Hata-Mazanka: Scenic Eco-Minimalist Retreat in Central Ukraine
Hata-Mazanka stands on a private estate near Kyiv, Ukraine, where YOD Group reimagines the archetypal rural mazanka as a contemporary guesthouse experience. The project translates traditional whitewashed walls and thatch into glass-walled volumes beneath a sweeping roof, creating a quiet setting for short stays rooted in local craft. Guests move between bedroom and living room as the landscape presses close, blurring the threshold between interior comfort and open countryside.










Under the broad thatched roof, light filters through fully glazed walls and pools across the stone-textured floor. A single concrete core anchors the room while the dome of timber tiles rises overhead, pulling the eye up.
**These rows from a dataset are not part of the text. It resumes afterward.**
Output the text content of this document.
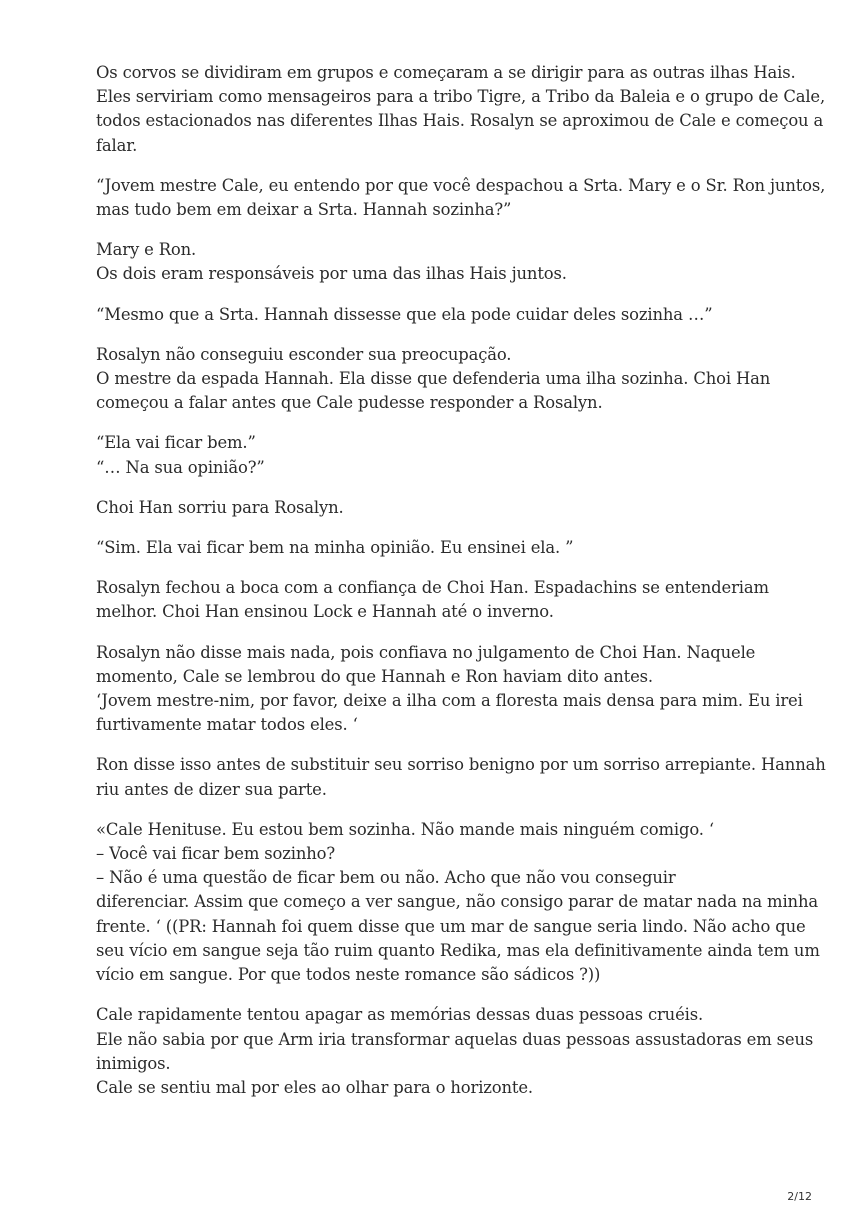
Os corvos se dividiram em grupos e começaram a se dirigir para as outras ilhas Hais.
Eles serviriam como mensageiros para a tribo Tigre, a Tribo da Baleia e o grupo de Cale,
todos estacionados nas diferentes Ilhas Hais. Rosalyn se aproximou de Cale e começou a
falar.

“Jovem mestre Cale, eu entendo por que você despachou a Srta. Mary e o Sr. Ron juntos,
mas tudo bem em deixar a Srta. Hannah sozinha?”

Mary e Ron.
Os dois eram responsáveis por uma das ilhas Hais juntos.

“Mesmo que a Srta. Hannah dissesse que ela pode cuidar deles sozinha …”

Rosalyn não conseguiu esconder sua preocupação.
O mestre da espada Hannah. Ela disse que defenderia uma ilha sozinha. Choi Han
começou a falar antes que Cale pudesse responder a Rosalyn.

“Ela vai ficar bem.”
“… Na sua opinião?”

Choi Han sorriu para Rosalyn.

“Sim. Ela vai ficar bem na minha opinião. Eu ensinei ela. ”

Rosalyn fechou a boca com a confiança de Choi Han. Espadachins se entenderiam
melhor. Choi Han ensinou Lock e Hannah até o inverno.

Rosalyn não disse mais nada, pois confiava no julgamento de Choi Han. Naquele
momento, Cale se lembrou do que Hannah e Ron haviam dito antes.
‘Jovem mestre-nim, por favor, deixe a ilha com a floresta mais densa para mim. Eu irei
furtivamente matar todos eles. ‘

Ron disse isso antes de substituir seu sorriso benigno por um sorriso arrepiante. Hannah
riu antes de dizer sua parte.

«Cale Henituse. Eu estou bem sozinha. Não mande mais ninguém comigo. ‘
– Você vai ficar bem sozinho?
– Não é uma questão de ficar bem ou não. Acho que não vou conseguir
diferenciar. Assim que começo a ver sangue, não consigo parar de matar nada na minha
frente. ‘ ((PR: Hannah foi quem disse que um mar de sangue seria lindo. Não acho que
seu vício em sangue seja tão ruim quanto Redika, mas ela definitivamente ainda tem um
vício em sangue. Por que todos neste romance são sádicos ?))

Cale rapidamente tentou apagar as memórias dessas duas pessoas cruéis.
Ele não sabia por que Arm iria transformar aquelas duas pessoas assustadoras em seus
inimigos.
Cale se sentiu mal por eles ao olhar para o horizonte.

2/12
These guesthouses, conceived by YOD Group on a private estate in central Ukraine, reinterpret the traditional mazanka through glass façades, an oversized thatched roof, and a pared-back interior palette. The project treats vernacular references as raw material for a new kind of rural stay, where tactility and light shape the experience more than objects. Every move follows a clear ethos: eco-minimalism tuned to local memory.
Recasting The Mazanka
Traditional mazanka houses rely on thick whitewashed walls, small openings, and thatched roofs maintained through regular plastering as an act of care. Hata-Mazanka inverts that formula, trading opacity for uninterrupted glass while keeping the roof as the dominant gesture. The tall, sculptural roof reads from afar like an exaggerated rural hat or a giant mushroom emerging from the landscape, giving the compact plan a strong silhouette. Inside, the emotional connection to the stove becomes a minimalist fireplace, its circular opening framing firelight as the evening’s main attraction.
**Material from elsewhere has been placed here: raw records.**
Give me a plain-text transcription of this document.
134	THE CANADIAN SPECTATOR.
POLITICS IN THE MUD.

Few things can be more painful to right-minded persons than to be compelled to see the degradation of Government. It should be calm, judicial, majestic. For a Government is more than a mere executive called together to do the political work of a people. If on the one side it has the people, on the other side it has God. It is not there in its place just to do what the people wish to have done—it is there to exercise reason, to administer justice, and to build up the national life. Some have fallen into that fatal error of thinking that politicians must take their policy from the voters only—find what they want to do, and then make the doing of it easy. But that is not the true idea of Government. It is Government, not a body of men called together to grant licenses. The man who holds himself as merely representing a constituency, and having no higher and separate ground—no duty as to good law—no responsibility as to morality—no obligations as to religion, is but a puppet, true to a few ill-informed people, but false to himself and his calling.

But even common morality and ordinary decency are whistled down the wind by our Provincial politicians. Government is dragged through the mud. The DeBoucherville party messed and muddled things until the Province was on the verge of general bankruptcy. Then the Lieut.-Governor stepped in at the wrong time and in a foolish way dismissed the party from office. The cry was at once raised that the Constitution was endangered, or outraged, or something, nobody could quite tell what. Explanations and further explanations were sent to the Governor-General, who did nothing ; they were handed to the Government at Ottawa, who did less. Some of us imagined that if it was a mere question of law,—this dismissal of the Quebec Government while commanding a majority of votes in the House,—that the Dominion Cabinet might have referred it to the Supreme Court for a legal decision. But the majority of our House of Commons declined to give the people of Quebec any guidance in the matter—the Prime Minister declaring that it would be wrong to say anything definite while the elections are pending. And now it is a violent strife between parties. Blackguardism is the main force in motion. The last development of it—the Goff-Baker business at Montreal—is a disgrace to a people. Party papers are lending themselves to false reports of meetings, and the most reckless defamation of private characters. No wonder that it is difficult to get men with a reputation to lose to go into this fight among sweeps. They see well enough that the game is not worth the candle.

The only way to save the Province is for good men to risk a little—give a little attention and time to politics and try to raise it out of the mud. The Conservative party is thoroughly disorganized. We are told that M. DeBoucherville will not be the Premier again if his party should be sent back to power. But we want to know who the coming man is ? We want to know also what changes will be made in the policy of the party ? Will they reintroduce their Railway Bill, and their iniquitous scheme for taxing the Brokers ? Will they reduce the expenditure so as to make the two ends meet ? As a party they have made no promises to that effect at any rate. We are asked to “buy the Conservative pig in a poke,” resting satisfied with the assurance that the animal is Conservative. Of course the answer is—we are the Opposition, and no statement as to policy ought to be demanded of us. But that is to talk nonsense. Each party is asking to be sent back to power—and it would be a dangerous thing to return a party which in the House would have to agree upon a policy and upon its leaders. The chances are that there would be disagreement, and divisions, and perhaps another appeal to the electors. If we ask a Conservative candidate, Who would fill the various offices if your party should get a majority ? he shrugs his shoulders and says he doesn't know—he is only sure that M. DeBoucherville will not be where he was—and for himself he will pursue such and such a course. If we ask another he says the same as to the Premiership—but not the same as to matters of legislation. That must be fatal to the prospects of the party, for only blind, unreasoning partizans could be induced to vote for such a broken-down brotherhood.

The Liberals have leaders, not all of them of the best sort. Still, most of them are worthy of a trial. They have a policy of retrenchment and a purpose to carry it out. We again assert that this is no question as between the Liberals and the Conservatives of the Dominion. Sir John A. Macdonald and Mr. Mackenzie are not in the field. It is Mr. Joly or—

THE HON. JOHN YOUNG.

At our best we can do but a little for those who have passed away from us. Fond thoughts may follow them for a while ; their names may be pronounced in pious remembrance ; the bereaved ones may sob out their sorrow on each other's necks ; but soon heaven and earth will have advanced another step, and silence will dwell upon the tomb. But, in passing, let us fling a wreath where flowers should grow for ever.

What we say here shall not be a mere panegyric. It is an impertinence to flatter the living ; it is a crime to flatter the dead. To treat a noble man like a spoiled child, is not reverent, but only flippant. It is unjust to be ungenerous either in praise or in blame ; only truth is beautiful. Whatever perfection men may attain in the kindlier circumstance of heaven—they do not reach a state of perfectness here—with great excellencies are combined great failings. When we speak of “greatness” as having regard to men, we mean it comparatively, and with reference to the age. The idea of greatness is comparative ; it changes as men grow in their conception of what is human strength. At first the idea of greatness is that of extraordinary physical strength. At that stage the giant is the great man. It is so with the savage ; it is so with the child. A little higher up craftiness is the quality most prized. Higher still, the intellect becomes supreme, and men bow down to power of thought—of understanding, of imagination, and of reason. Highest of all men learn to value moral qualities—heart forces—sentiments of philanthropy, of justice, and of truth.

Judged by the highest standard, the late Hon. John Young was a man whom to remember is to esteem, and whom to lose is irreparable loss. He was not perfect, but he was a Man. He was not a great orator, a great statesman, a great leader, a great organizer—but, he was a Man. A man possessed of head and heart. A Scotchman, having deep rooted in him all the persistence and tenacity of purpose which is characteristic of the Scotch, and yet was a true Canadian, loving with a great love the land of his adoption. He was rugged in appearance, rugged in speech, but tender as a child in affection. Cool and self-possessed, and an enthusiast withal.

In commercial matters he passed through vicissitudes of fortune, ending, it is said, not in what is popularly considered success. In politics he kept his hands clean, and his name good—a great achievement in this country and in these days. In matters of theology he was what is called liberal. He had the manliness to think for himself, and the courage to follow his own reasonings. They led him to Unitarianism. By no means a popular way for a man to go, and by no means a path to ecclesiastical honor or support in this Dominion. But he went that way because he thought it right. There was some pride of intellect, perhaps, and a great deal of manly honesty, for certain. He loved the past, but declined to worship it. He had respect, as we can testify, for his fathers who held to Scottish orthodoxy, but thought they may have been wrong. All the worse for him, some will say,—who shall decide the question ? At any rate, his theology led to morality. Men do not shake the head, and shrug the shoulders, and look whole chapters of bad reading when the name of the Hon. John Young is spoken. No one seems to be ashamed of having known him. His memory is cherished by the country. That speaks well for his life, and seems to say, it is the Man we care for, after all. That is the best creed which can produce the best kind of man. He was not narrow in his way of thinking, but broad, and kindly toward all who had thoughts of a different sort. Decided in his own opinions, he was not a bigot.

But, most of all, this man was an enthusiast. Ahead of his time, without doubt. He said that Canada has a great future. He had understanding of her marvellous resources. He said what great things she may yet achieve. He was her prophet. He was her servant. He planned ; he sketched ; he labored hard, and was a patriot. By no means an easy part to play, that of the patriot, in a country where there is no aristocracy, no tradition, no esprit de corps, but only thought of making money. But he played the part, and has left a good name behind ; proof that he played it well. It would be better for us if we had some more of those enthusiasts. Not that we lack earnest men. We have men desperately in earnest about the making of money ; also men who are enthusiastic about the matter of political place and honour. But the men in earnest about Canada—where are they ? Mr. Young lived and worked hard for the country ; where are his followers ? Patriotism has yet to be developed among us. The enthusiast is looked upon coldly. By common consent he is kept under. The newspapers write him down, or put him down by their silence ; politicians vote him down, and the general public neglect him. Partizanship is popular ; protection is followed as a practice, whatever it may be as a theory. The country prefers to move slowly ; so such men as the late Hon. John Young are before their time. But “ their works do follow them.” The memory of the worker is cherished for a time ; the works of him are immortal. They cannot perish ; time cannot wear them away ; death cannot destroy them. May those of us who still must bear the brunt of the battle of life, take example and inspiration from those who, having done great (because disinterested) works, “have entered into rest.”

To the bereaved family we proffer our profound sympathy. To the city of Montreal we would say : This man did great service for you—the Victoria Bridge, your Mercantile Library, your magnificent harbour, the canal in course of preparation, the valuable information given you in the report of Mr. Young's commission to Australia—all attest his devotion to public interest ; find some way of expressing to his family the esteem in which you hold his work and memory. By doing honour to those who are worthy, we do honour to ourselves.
Instead of a television, guests sit with the rhythm of flames and the view beyond the glass, an intentional push toward informational detox. The emphasis falls on sensory experience rather than distraction.
Glass Walls, Floating Roof
The plan orbits a central concrete block that holds the bathroom, freeing the remaining volume for open living. Bedroom and living room unfold on either side of this core, their boundaries defined more by furniture and light than by solid partitions. During the day, the fully glazed façades visually dissolve, leaving the oversized thatched roof to read as a floating element above field and garden. This visual lightness contrasts with the roof’s physical heft, reinforcing the idea of shelter without enclosing the view.
Floor finishes play a quiet but significant role. A continuous stone-carpet surface runs inside and outside, giving a gentle massage under bare feet and tying terrace and interior into a single tactile field. When privacy is needed, dense yet visually light curtains draw across the glass, sliding at the touch of a control panel by the bed.
Eco-Minimal Rooms With Local Craft
Inside, the palette narrows to natural tones and textured surfaces that foreground proportion and light. Furniture by Ukrainian brand Noom, black clay decor by Guculiya, and carefully placed wooden elements bring regional craft into a pared-back interior. The absence of visual clutter keeps attention on materials and the changing daylight, rather than on decoration.
One key accent in the bedroom is a large custom floor lamp made from ceramics and natural fibers, which reads as both sculpture and light source. Its warm glow softens the tall volume at night, counterbalancing the vertical pull of the dome. Every object earns its place, supporting a calm, cohesive atmosphere rather than competing for attention.
Roof As Interior Landscape
The inner surface of the dome is finished with small wooden tiles that recall traditional wooden shingles from older Ukrainian rooftops. Rising to 10 meters at its apex, the roof volume stretches the room vertically while keeping walls clear for glass and textiles. Engineering systems retreat into this thickness: air-conditioning integrates with supply ventilation, working through narrow slots in vertical grilles and discreet outlets in the dome and central core.
A heat pump system stabilizes temperature through changing seasons, leaving the interior visually quiet and free of exposed hardware. Guests simply read the effect in the steady comfort and the uninterrupted surfaces overhead.
As day fades, the thatched roof becomes a dark canopy, and reflections in the glazing pull the lamp glow and firelight back into view. The guesthouses sit between vernacular memory and present-day restraint, using local craft and controlled material choices to frame the rural landscape. In this measured setting, time stretches, and the interior palette does the quiet work of helping guests tune back into their senses.